Although Eisman is determined to make himself a tidy fortune, he doesn't share Wall Street's belief in attaining profit at any cost. He has his limits. In this situation, he becomes greatly concerned with how the subprime collapse will affect the countless working class Americans who are already struggling.

He was emotional [...] His bets against subprime mortgage bonds were to him more than just bets; he intended them almost as insults. (10.3)

One the on hand, it's great that Eisman is determined to see his crusade against the subprime market through to the bitter end. On the other, he's clearly way too emotionally attached to the situation to analyze it in an objective way. This causes some major trip-ups for Eisman at times.
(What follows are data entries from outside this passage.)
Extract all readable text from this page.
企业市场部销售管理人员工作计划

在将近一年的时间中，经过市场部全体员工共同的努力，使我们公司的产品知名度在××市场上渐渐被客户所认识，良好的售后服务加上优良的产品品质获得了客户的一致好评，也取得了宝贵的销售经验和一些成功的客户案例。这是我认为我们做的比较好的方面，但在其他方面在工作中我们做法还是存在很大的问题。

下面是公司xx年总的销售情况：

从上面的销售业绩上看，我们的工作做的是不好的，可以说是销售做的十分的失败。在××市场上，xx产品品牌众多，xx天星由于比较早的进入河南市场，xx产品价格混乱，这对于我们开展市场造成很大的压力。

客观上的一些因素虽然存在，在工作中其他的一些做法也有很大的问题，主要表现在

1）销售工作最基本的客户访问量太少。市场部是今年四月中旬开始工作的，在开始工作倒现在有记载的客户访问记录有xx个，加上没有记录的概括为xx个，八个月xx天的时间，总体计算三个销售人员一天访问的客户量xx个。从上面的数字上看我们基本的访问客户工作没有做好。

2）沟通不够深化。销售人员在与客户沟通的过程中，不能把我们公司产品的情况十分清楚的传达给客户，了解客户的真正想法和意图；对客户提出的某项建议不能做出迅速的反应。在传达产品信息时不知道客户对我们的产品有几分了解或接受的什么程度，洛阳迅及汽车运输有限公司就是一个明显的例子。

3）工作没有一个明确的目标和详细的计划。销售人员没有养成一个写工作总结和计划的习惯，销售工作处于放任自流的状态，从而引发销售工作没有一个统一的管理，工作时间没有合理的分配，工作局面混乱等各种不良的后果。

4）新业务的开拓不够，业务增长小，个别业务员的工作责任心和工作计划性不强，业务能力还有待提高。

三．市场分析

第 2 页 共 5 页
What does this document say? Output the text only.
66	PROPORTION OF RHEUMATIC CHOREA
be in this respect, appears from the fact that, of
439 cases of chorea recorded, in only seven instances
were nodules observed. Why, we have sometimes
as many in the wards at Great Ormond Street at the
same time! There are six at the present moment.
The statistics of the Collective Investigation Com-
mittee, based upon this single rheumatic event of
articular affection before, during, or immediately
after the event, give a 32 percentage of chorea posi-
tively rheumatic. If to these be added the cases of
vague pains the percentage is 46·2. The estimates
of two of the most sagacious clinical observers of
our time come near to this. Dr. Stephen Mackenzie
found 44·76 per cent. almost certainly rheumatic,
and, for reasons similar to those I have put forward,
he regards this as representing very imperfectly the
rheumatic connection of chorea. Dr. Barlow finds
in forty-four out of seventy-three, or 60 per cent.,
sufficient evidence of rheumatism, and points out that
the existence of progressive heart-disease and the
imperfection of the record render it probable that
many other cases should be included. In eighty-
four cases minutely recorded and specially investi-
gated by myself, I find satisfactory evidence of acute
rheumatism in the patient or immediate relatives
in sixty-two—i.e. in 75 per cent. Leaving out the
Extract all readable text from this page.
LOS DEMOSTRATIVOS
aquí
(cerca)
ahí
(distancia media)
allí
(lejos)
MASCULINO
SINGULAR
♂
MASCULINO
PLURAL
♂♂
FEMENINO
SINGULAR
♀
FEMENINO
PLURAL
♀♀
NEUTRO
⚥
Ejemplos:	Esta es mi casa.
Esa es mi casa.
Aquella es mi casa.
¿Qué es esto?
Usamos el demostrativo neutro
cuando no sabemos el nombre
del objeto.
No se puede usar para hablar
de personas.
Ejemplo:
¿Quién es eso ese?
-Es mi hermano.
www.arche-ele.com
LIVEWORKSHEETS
"It was more than an argument," Eisman said. "It was a moral crusade. The world was upside down." (10.3)

Eisman's bet against the subprime market grows into an obsession, which is either awesome or asinine depending on your perspective. Either way you land, Eisman's strong moral compass is his guide throughout the book.

It outraged him that the people who got credit for higher understanding were those who spent the most time currying favor with the media. (10.60)

Michael Burry has a laser focus on his work, but he has no patience for the PR end of running a company. And it's not even that he's bored by it—he despises it. In his mind, thinking about others' perceptions of you takes your focus away from making money for your investors.

"I felt bad about it," said Eisman. "It was obnoxious. He was a lovely guy. He was just wrong. I was no longer the underdog. And I had to conduct myself in a different way." (10.66)

By the end of the book, Eisman has taken a step back from his persnickety ways. We bet you still don't want to be on the other end of an argument with him, but we don't think he'll be tracing any more "zeroes" in the air. At least we hope not. If you're reading this, Eisman, then just remember: WWSMD. What Would Spider-Man Do?